Since factorial is equivalent to $Cl(R)=0$ for $R$ normal, this makes me wonder for a local ring $R$ whether every ideal with height less than n has a finite projective resolution is equivalent to:
- $R$ is regular in codimension n plus some other condition on the ring such as normal and excellent.
- Some kind of "generalized divisor class group"(may be Chow group) vanishes.
If $R$ is not local, I think condition 2 should be replaced by something like:
2'. Some part of $K_0(R)$ and $G_0(R)$ are isomorphic.

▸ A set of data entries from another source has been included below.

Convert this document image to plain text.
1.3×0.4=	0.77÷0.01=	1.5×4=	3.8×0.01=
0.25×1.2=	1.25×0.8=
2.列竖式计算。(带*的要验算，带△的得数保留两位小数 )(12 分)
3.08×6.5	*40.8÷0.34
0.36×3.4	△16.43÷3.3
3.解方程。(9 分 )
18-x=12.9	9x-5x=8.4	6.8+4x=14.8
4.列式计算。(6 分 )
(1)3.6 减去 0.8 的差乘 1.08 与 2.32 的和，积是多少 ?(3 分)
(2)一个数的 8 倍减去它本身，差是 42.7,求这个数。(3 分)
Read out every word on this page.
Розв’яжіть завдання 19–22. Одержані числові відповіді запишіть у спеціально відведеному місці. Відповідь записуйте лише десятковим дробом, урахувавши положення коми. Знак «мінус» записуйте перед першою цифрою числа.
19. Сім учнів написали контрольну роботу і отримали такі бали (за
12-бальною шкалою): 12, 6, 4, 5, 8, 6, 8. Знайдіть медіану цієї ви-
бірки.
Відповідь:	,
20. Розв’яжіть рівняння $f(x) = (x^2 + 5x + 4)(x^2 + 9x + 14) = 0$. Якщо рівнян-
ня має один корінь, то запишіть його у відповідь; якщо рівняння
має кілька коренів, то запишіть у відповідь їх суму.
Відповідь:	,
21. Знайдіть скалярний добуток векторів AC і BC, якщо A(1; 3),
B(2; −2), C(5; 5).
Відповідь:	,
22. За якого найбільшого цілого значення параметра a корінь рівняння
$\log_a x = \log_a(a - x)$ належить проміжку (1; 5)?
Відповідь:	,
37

where $K_0$ is the Grothendieck group of the category of projective modules over $R$, $G_0$ is the Grothendieck group of the category of finite generated modules over $R$.
Could above be true?
Best Answer
If $R$ is normal (so regular in codimension $1$), excellent and local and all height $1$ ideals $I$ have finite projective dimension, then $R$ is factorial. So there are many counter-examples. (I don't have a reference to hand, but the argument is Serre's proof that regular implies factorial. Say $X= Spec\ R$ and $j:U\to X$ is the regular locus. A finite projective (= free) resolution of $I$ restricts to a free resolution of the restriction $\mathcal{I}$ of $I$ to $U$. Now $\mathcal{I}$ is locally free of rank $1$; taking the determinant of its resolution shows that it is free, and then $I=j_*\mathcal{I}$ is free, which means that $R$ is factorial.)